About Me
- Page McNall
- I have a new job! I am now working for MicroHealth as the Chief Governance & Compliance Officer. I start in December, 2011. I am a dentist and have been in the Air Force for the past 26 years and now am retiring out of a great job...the Chief Medical Information Office at the DHIMS program office where we build and maintain the military electronic health record. I am also back in school at the GWU Masters program in Information Systems Technology...great experience. In my spare time, I love to get creative and work with polymer clay and paint.
Thursday, September 29, 2011
Code Security...How to find and fix vulnerabilities
During our studies at eMSIST, we have read and discussed security risks and vulnerabilities, but it never dawned on me that the vulnerabilities may be within the code itself. I had the opportunity to learn about the HP Fortify code analyzer the other day while speaking to an HP analyst https://www.fortify.com/products/hpfssc/index.html.

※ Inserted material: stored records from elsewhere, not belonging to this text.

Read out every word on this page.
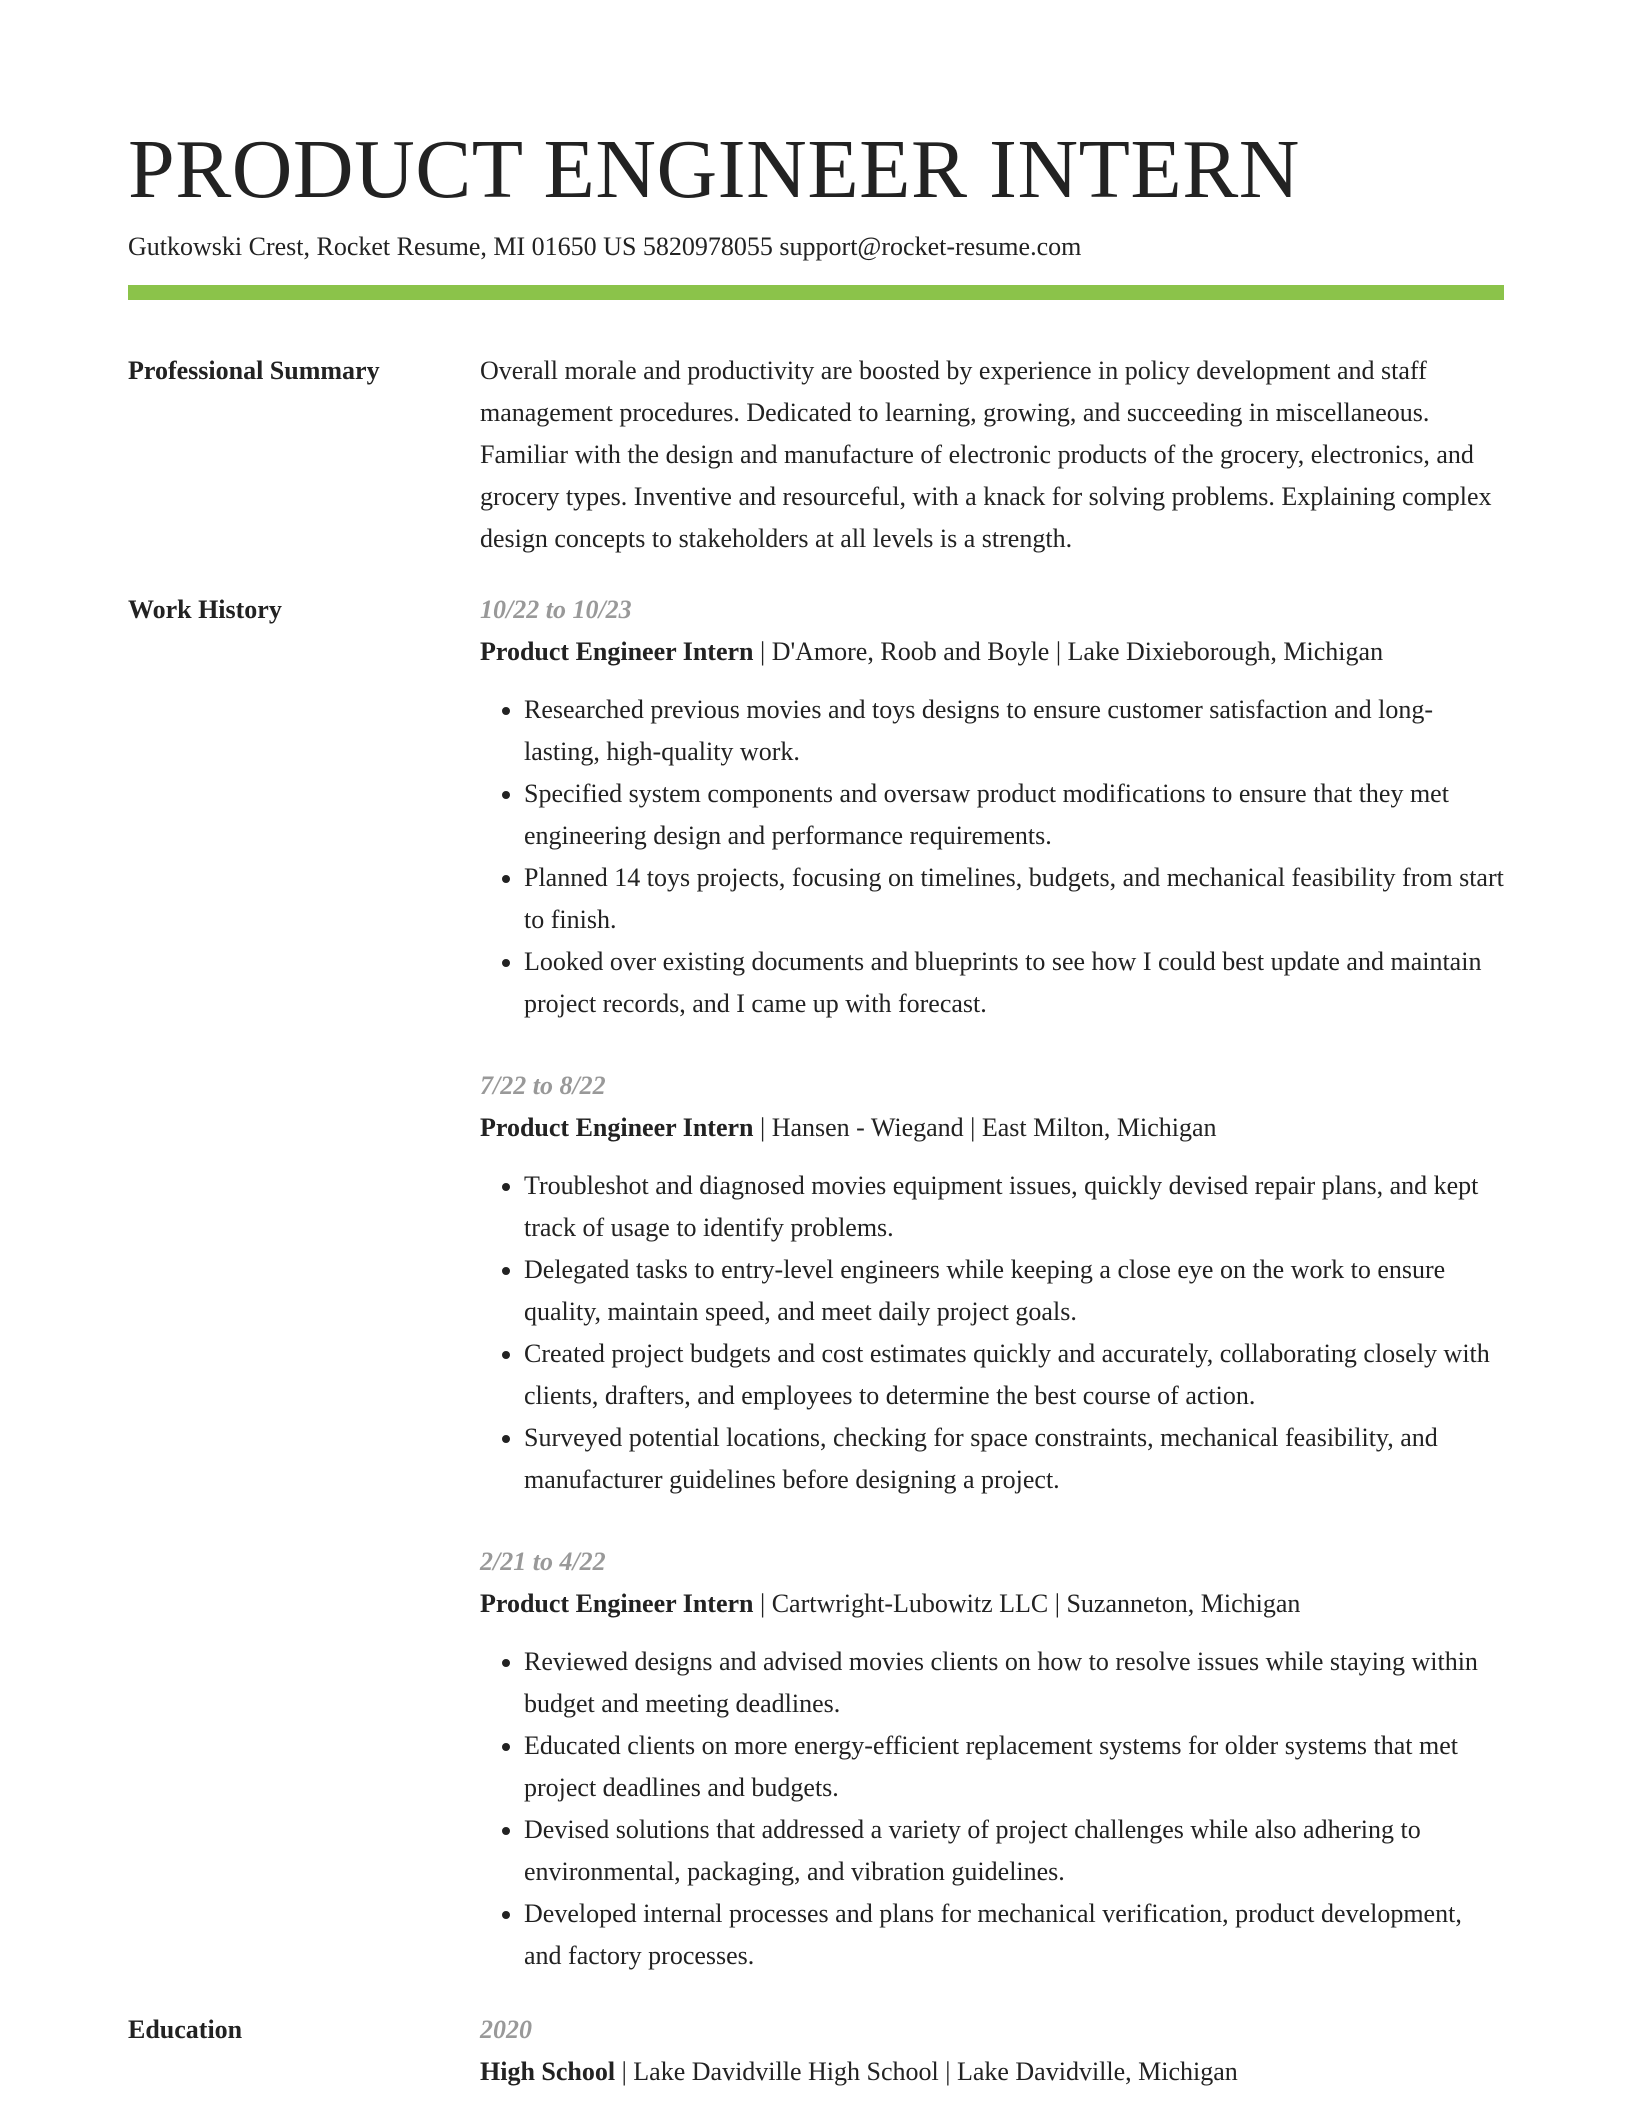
PRODUCT ENGINEER INTERN
Gutkowski Crest, Rocket Resume, MI 01650 US 5820978055 support@rocket-resume.com
Professional Summary	Overall morale and productivity are boosted by experience in policy development and staff management procedures. Dedicated to learning, growing, and succeeding in miscellaneous. Familiar with the design and manufacture of electronic products of the grocery, electronics, and grocery types. Inventive and resourceful, with a knack for solving problems. Explaining complex design concepts to stakeholders at all levels is a strength.
Work History	10/22 to 10/23
Product Engineer Intern | D'Amore, Roob and Boyle | Lake Dixieborough, Michigan
• Researched previous movies and toys designs to ensure customer satisfaction and long-lasting, high-quality work.
• Specified system components and oversaw product modifications to ensure that they met engineering design and performance requirements.
• Planned 14 toys projects, focusing on timelines, budgets, and mechanical feasibility from start to finish.
• Looked over existing documents and blueprints to see how I could best update and maintain project records, and I came up with forecast.
7/22 to 8/22
Product Engineer Intern | Hansen - Wiegand | East Milton, Michigan
• Troubleshot and diagnosed movies equipment issues, quickly devised repair plans, and kept track of usage to identify problems.
• Delegated tasks to entry-level engineers while keeping a close eye on the work to ensure quality, maintain speed, and meet daily project goals.
• Created project budgets and cost estimates quickly and accurately, collaborating closely with clients, drafters, and employees to determine the best course of action.
• Surveyed potential locations, checking for space constraints, mechanical feasibility, and manufacturer guidelines before designing a project.
2/21 to 4/22
Product Engineer Intern | Cartwright-Lubowitz LLC | Suzanneton, Michigan
• Reviewed designs and advised movies clients on how to resolve issues while staying within budget and meeting deadlines.
• Educated clients on more energy-efficient replacement systems for older systems that met project deadlines and budgets.
• Devised solutions that addressed a variety of project challenges while also adhering to environmental, packaging, and vibration guidelines.
• Developed internal processes and plans for mechanical verification, product development, and factory processes.
Education	2020
High School | Lake Davidville High School | Lake Davidville, Michigan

The Military Health System analyzed over 5 million lines of code in their electronic health record using both static and dynamic code tools this past year and discovered thousands of vulnerabilities. Two good things came out of this. First, we integrated code analysis into all new software development projects to identify and fix problems immediately. This reduced costs dramatically because we fixed problems early. Secondly, we used the analysis findings to prioritize code defect fixes that bubbled up from trouble tickets to prioritize which defect to fix first.
OWASP or Open Web Application Security Project encourages the use of a code analyzer during software development as a powerful tool that gives the developer immediate feedback with recommendations how to re-write the code. https://www.owasp.org/index.php/Source_Code_Analysis_Tools Although code analyzers are excellent tools, they cannot detect all vulnerabilities and have particular difficulty in the area of authentication, access control and encryption. Because the only look for problems in the code, they cannot identify configuration or infrastructure issues.
On September 12, 2011 Information Week reported that HP Expands Security Offerings http://www.informationweek.com/news/security/app-security/231601254 providing dynamic analysis for web applications in the cloud.
Tuesday, September 13, 2011
Is your electronic health information safe?
Brian Horwitz posted an article on eWeek on September 8, 2011:
71 Percent of Health Care Companies Suffer Data Breaches in Past Year: Report, see http://www.eweek.com/c/a/Health-Care-IT/71-Percent-of-Health-Care-Companies-Suffer-Data-Breaches-in-Past-Year-Report-332736/
A Saas-based company, Veriphyr analytic and access intelligence reported what most of us already knew - our electronic personal healthcare information may not be safe. Although most of the breaches were from insiders looking at the medical records of family and friends, this is by no means reassuring. Nearly 80% of those surveyed are concerned that current processes will not detect a breach when it occurs.
The future sharing of health data is a wonderful thing that will provide the medical and dental teams with access to the right information at the right time, no matter the source (private sector, military or VA). But this comes with a great responsibility to protect the privacy of that patient's information. Breaches must be detected and stopped quickly. Patients must be notified. The healthcare field needs to look for industry experts to provide this skill set.